Introducing drones to the villagers of Madagascar

06 November 2019

The machine flew from the central research facility and landed in the village and said health worker loaded it with real blood samples, before the drone flew back to the facility – photo: news.stonybrook.edu

The machine flew from the central research facility and landed in the village and said health worker loaded it with real blood samples, before the drone flew back to the facility – photo: news.stonybrook.edu

The mere mention of the word “drone” can conjure up different emotions – anything from fascination and annoyance to pure fear.

Luckily, this case study tells the story of them being used for good.

Madagascar’s public health professionals, led by Dr. Peter Small, a professor of global health based at New York’s Stony Brook University’s medical school, wanted to help bring medical care to people in rural parts of the African nation.

In order to do this, they partnered with a start-up drone company called Vayu, founded by Daniel Pepper, which aims to bridge the gap between remote villages and healthcare that is so often centrally available, but not so for local inhabitants. 

The idea was to conduct an autonomous, long-distance flight of a drone to land and retrieve biomedical samples.

In this case, they were blood samples collected by a health care worker in the field.

The machine flew from the central research facility and landed in the village and said health worker loaded it with real blood samples, before the drone flew back to the facility.

This was a test with real samples and although this trip was just a one-stop round trip, with enough battery life, the drone could fly from location to location.

However, it wasn’t as straightforward as it sounds.

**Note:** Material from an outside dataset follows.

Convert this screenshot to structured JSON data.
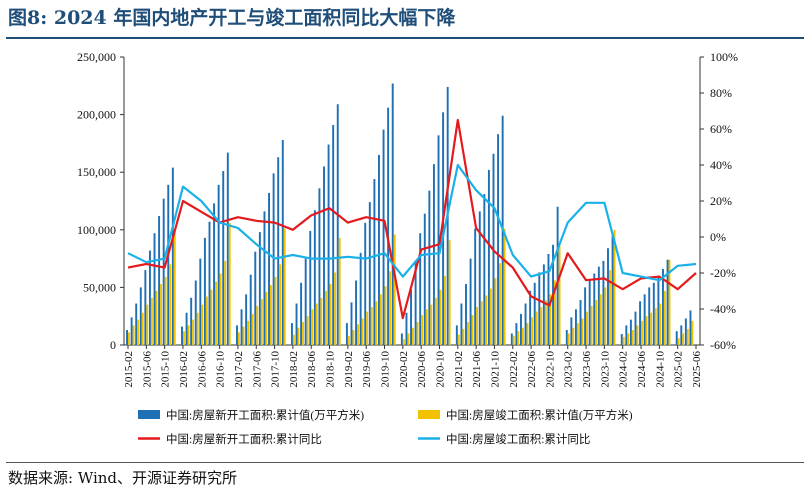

Small and his team needed to obtain permission from three different Madagascan ministries, each with different concerns about unmanned vehicles flying through their airspace. 

The team also needed a drone that was capable of carrying large loads over long distances so Vayu selected one about the size of a picnic table, which can land, take off vertically, and fly autonomously as far as 40 miles (64km).

With its helicopter-style propellers attached to static plane-like wings, the wing-and-propeller combination allows Vayu’s drone to land precisely while still flying long distances economically.

Still, that wasn’t the end of the challenges they faced.

As well as wooing the ministries, the strangers had to gain the trust of – and educate - the villagers about drones.

Many of these villagers live as their ancestors have for centuries and would be unnerved by flying vehicles. 

Small relied on his colleagues at Stony Brook’s ValBio research station, on the edge of Ranomafana National Park in Madagascar, who regularly dispatch health workers (by foot) to these remote villages. 

“It’s easy to say one could or will fly, but we actually did,” Small said. 

Today, drones fly to villages that aren’t easily accessible by roads, in order to deliver medicine or pick up biological samples for analysis at a central medical centre.

For remote villages in Madagascar’s Ifanadiana district, where there are no roads, drones can fly to and from a central region in about an hour, compared to a trip lasting upward of 10 hours each way by foot.

Following the empowerment of the villagers of Madagascar, Vayu plans to launch pilot projects in other countries in different continents.